Hajar terus menemani keduanya. Ibrahim tetap setia kepada istrinya dan tidak terbersit keinginan untuk berpoligami meskipun keduanya sudah semakin tua dan belum dikaruniai anak. Maka dalam konteks ini tarbiyah berjalan. Sarah faham betul, tugas suaminya dalam dakwah masih sangat panjang dan luas jangkauannya. Jika tidak memiliki keturunan, maka siapa nanti yang akan meneruskan risalah dakwahnya sepeninggalnya. Maka Sayyidah Sarah pun meminta beliau untuk menikahi Hajar. Sarah berharap dengan hal itu bisa mendapati keturunan darinya dan risalah dakwah pun akan terus berlangsung. Maka dalam hal ini risalah poligami turun terkait kebutuhan-kebutuhan dakwah, yaitu dalam konteks membangun kedekatan dengan Allah Subhanahu wa Ta’ala.

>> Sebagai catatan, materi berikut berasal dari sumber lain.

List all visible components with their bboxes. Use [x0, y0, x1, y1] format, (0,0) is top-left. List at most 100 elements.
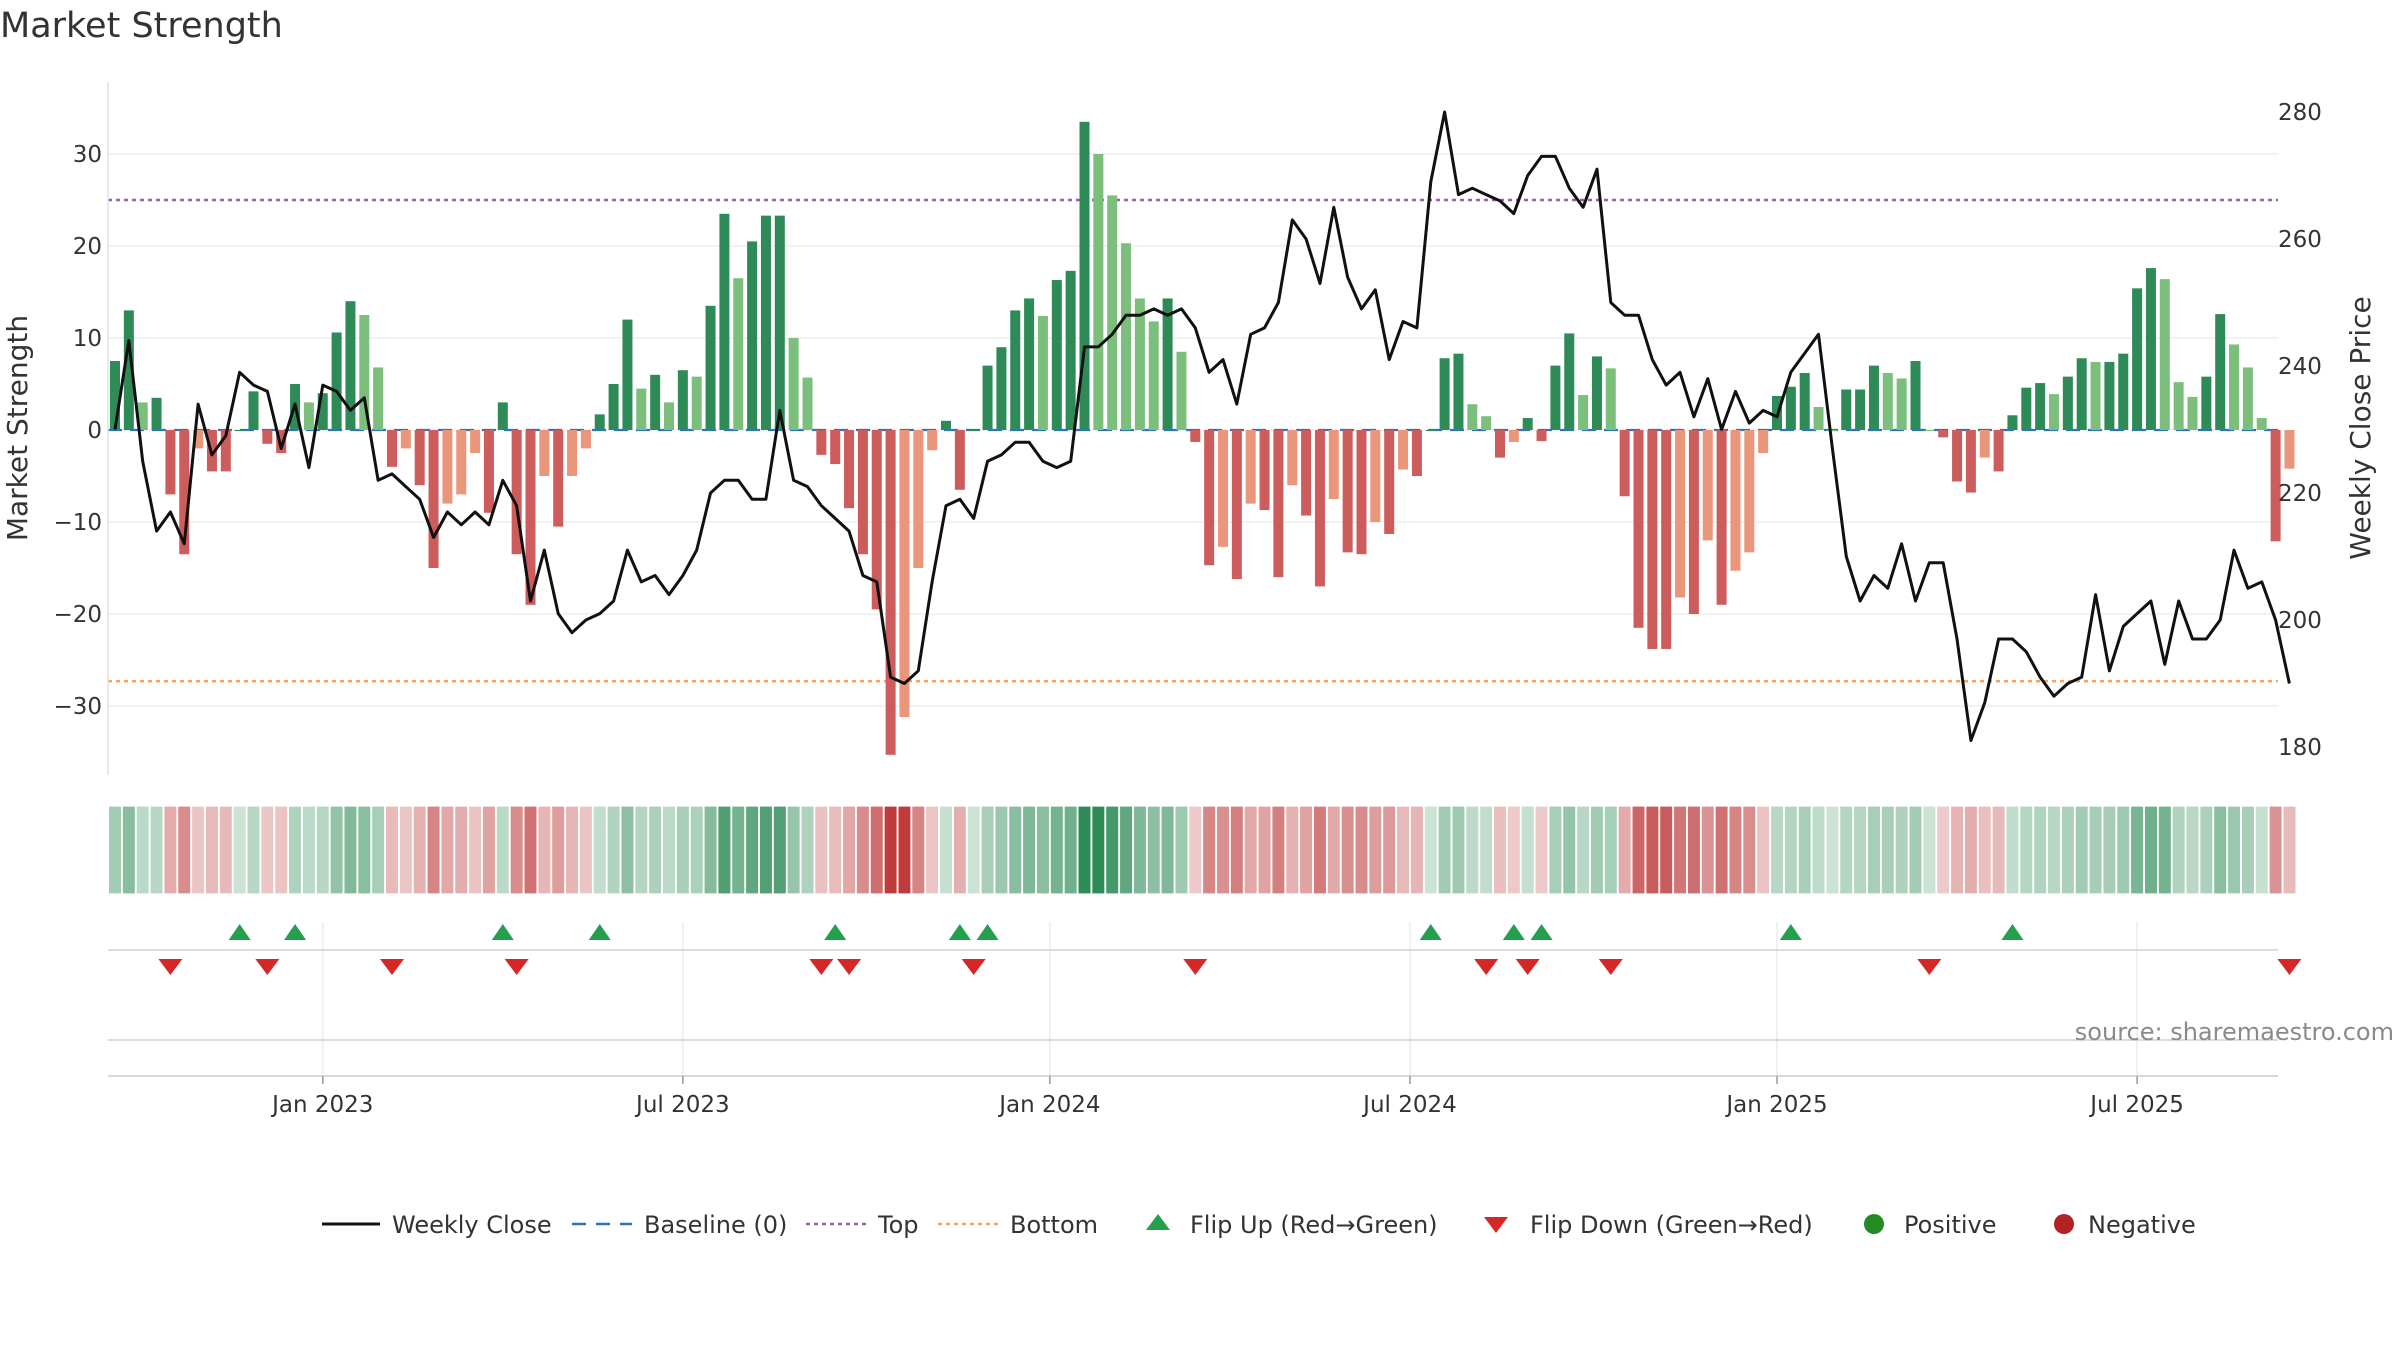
- strength-bar: [1938, 430, 1949, 438]
- heat-cell: [1104, 805, 1120, 895]
- flip-down-marker: [809, 959, 834, 975]
- strength-bar: [303, 402, 314, 430]
- strength-bar: [608, 384, 619, 430]
- heat-cell: [1548, 805, 1563, 895]
- y-right-axis-title: Weekly Close Price: [2344, 296, 2377, 559]
- flip-down-marker: [504, 959, 529, 975]
- strength-bar: [968, 430, 979, 431]
- legend-item: Bottom: [938, 1211, 1098, 1239]
- heat-cell: [1201, 805, 1217, 895]
- strength-bar: [567, 430, 578, 476]
- strength-bar: [1758, 430, 1769, 453]
- y-left-axis-title: Market Strength: [1, 315, 34, 541]
- strength-bar: [1065, 270, 1076, 430]
- heat-cell: [772, 805, 788, 895]
- legend-swatch-positive: [1864, 1214, 1884, 1234]
- strength-bar: [2104, 361, 2115, 430]
- heat-cell: [1091, 805, 1106, 895]
- strength-bar: [2062, 376, 2073, 430]
- strength-bar: [1024, 298, 1035, 430]
- strength-bar: [885, 430, 896, 755]
- strength-bar: [179, 430, 190, 555]
- legend-label: Top: [877, 1211, 919, 1239]
- legend-label: Negative: [2088, 1211, 2196, 1239]
- heat-cell: [1742, 805, 1757, 895]
- strength-bar: [442, 430, 453, 504]
- axes: 30 20 10 0 −10 −20 −30 280 260 240 220 200 180 Market…: [1, 82, 2377, 1118]
- strength-bar: [2242, 367, 2253, 430]
- strength-bar: [927, 430, 938, 451]
- y-right-tick-label: 220: [2278, 481, 2322, 507]
- strength-bar: [844, 430, 855, 509]
- strength-bar: [1661, 430, 1672, 649]
- heat-cell: [1257, 805, 1272, 895]
- strength-bar: [1827, 430, 1838, 431]
- close-price-line: [113, 110, 2291, 743]
- strength-bar: [511, 430, 522, 555]
- heat-cell: [1797, 805, 1812, 895]
- strength-bar: [2021, 387, 2032, 430]
- heat-cell: [107, 805, 123, 895]
- heat-cell: [1645, 805, 1660, 895]
- legend-swatch-flip-down: [1484, 1217, 1508, 1233]
- heat-cell: [1368, 805, 1383, 895]
- heat-cell: [744, 805, 760, 895]
- heat-cell: [897, 805, 912, 895]
- heat-cell: [301, 805, 317, 895]
- flip-up-marker: [228, 924, 251, 940]
- strength-bar: [580, 430, 591, 449]
- strength-bar: [760, 215, 771, 430]
- strength-bar: [1176, 351, 1187, 430]
- strength-bar: [1384, 430, 1395, 534]
- heat-cell: [2074, 805, 2089, 895]
- strength-bar: [525, 430, 536, 605]
- strength-bar: [1314, 430, 1325, 587]
- legend-item: Flip Up (Red→Green): [1146, 1211, 1438, 1239]
- heat-cell: [1935, 805, 1951, 895]
- heat-cell: [1478, 805, 1494, 895]
- heat-cell: [384, 805, 400, 895]
- heat-cell: [1381, 805, 1397, 895]
- strength-bar: [1481, 416, 1492, 430]
- strength-bar: [650, 374, 661, 430]
- chart-title: Market Strength: [0, 6, 283, 46]
- heat-cell: [2005, 805, 2020, 895]
- heat-cell: [1755, 805, 1771, 895]
- heat-cell: [1866, 805, 1882, 895]
- heat-cell: [1395, 805, 1411, 895]
- heat-cell: [1008, 805, 1023, 895]
- flip-down-marker: [1515, 959, 1540, 975]
- heat-cell: [1949, 805, 1965, 895]
- strength-bars: [110, 121, 2295, 755]
- strength-bar: [1952, 430, 1963, 482]
- strength-bar: [1301, 430, 1312, 516]
- heat-cell: [2143, 805, 2159, 895]
- heat-cell: [357, 805, 372, 895]
- strength-bar: [1993, 430, 2004, 472]
- heat-cell: [1991, 805, 2006, 895]
- heat-cell: [481, 805, 497, 895]
- heat-cell: [1562, 805, 1577, 895]
- strength-bar: [1259, 430, 1270, 511]
- strength-bar: [1799, 372, 1810, 430]
- heat-cell: [1686, 805, 1702, 895]
- strength-bar: [1688, 430, 1699, 614]
- strength-bar: [1702, 430, 1713, 541]
- heat-cell: [1423, 805, 1438, 895]
- strength-bar: [1550, 365, 1561, 430]
- heat-cell: [855, 805, 871, 895]
- strength-bar: [1675, 430, 1686, 598]
- heat-cell: [1326, 805, 1341, 895]
- heat-cell: [2185, 805, 2200, 895]
- heat-cell: [578, 805, 594, 895]
- heat-cell: [2171, 805, 2186, 895]
- legend-swatch-negative: [2054, 1214, 2074, 1234]
- strength-bar: [1328, 430, 1339, 499]
- heat-cell: [966, 805, 981, 895]
- strength-bar: [1716, 430, 1727, 605]
- strength-bar: [747, 241, 758, 430]
- heat-cell: [620, 805, 635, 895]
- strength-bar: [691, 376, 702, 430]
- heat-cell: [1118, 805, 1134, 895]
- strength-bar: [345, 301, 356, 430]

Pun demikian dengan Rasulullah Shallallaahu ‘Alayhi Wasallam, perintah poligami turun atas perintah Allah Subhanahu wa Ta’ala. Karena faktanya, ketika berrumah tangga dengan Sayyidah Khadijah, beliau tidak melakukaknnya.
Lalu para shahabat, mereka berpoligami kapada wanita-wanita yang yang suami-suaminya mati syahid. Para shahabat menikahinya demi menjaga kehormatannya dan supaya anak-anaknya tidak berstatus yatim.
Pertanyaannya sekarang, jika para Nabi dan shahabat berpoligami karena ketaatan dan mencari keridloan Allah Azza wa Jalla, maka dalam konteks apakah generasi abad ini memutuskan berpoligami?
Dalam sebuah hadits, “Jika engkau melihat seorang wanita lalu ia memikat hatimu, maka segeralah datangi istrimu. Sesungguhnya istrimu memiliki seluruh hal seperti yang dimiliki wanita itu”. [Hadits Tirmidzi]
…. Maka kawinilah wanita-wanita (lain) yang kamu senangi; dua, tiga atau empat. Kemudian jika kamu takut tidak dapat berlaku adil, maka (kawinilah) seorang saja. [TQs. An Nisa 3]
Ayat ini menjelaskan bahwa Allah Subhanahu Wa Ta’ala membolehkan seorang laki laki menikahi wanita lebih dari satu, dan juga memerintahkan untuk menikahi satu istri saja bila ia khawatir tidak akan mampu berbuat adil.
“Siapa saja orangnya yang memiliki dua istri lalu lebih cenderung kepada salah satunya, pada hari kiamat kelak ia akan datang dalam keadaan sebagian tubuhnya miring.” [HR. Abu Dawud, An-Nasa-I, At Tirmidzi]
Maka, poligami adalah pilihan sosial yang mubah, boleh dilakukan dan tidak berdosa orang yang tidak melakukannya. Tidak wajib dan tidak dibolehkan bagi laki laki yang merasa tidak sanggup berbuat adil.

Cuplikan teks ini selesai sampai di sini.